El acuerdo pone fin a una larga saga de adquisición que incluyó una reñida puja con Netflix.
Crea también un gigante del entretenimiento cuyo impacto en un panorama mediático en dificultades, y sus vínculos con la Casa Blanca de Donald Trump, serán objeto de escrutinio.
«La aprobación de los accionistas recibida hoy constituye otro hito fundamental en el camino hacia la culminación de esta histórica transacción, la cual generará un valor excepcional para nuestros accionistas», dijo en un comunicado David Zaslav, director ejecutivo de WBD.
«Continuaremos colaborando con Paramount para completar los pasos restantes de este proceso, que dará lugar a una empresa líder de medios y entretenimiento de próxima generación».
Según los términos del acuerdo, Paramount abonará 31,00 dólares por acción en efectivo por la totalidad de las acciones en circulación de Warner Bros.

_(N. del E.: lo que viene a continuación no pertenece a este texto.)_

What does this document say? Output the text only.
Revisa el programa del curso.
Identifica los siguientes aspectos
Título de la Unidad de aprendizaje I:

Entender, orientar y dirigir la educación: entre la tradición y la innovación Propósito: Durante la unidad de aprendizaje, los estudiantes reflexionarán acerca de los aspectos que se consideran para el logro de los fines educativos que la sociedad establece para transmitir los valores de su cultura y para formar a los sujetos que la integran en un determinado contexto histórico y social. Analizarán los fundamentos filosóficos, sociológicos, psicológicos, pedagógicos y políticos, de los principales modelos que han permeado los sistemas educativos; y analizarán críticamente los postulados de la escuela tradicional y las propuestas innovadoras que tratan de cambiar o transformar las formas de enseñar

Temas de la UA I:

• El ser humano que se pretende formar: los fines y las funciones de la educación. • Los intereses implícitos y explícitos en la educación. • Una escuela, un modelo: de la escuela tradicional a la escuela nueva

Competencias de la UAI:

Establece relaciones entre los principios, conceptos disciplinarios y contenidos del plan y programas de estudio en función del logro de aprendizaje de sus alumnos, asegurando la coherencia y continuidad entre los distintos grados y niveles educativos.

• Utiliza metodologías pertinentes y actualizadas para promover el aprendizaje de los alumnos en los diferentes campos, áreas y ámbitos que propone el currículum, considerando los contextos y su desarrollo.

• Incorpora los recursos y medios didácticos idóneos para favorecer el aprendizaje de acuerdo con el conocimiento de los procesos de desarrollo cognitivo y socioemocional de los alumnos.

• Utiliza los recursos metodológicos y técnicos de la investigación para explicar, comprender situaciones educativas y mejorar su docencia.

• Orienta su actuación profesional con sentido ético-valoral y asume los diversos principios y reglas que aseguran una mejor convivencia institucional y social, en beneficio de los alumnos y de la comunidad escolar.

Ello implica una valoración de capital de 81,000 millones de dólares, cifra que asciende a 110,000 millones si se incluye la deuda que Paramount asumirá.
Con esta operación, la familia Ellison pasará a controlar una constelación de empresas mediáticas de alcance global.
Se prevé que David Ellison, director de Paramount, proceda a vastos recortes de gastos con el fin de aligerar la carga financiera de la nueva empresa.
Su padre, Larry Ellison, propietario de Oracle y uno de los hombres más ricos del mundo, financió en gran medida la adquisición, ofreciendo una garantía financiera que terminó por convencer al consejo de administración de Warner Bros.
Larry Ellison es un antiguo aliado de Trump, quien ha manifestado que intervendrá en el proceso de aprobación de la compra.
La operación aún debe superar diversos obstáculos regulatorios, tanto en Estados Unidos como en Europa.
La oferta de Paramount incluye financiación proveniente de tres fondos soberanos de Arabia Saudita, Qatar y Abu Dabi, lo cual podría suscitar un escrutinio adicional debido a preocupaciones relacionadas con la seguridad nacional.
Famosos actores de Hollywood como Jane Fonda, Joaquin Phoenix y Bryan Cranston, así como los directores J.J. Abrams y Denis Villeneuve, figuran entre los más de mil artistas que se han posicionado contra esta fusión.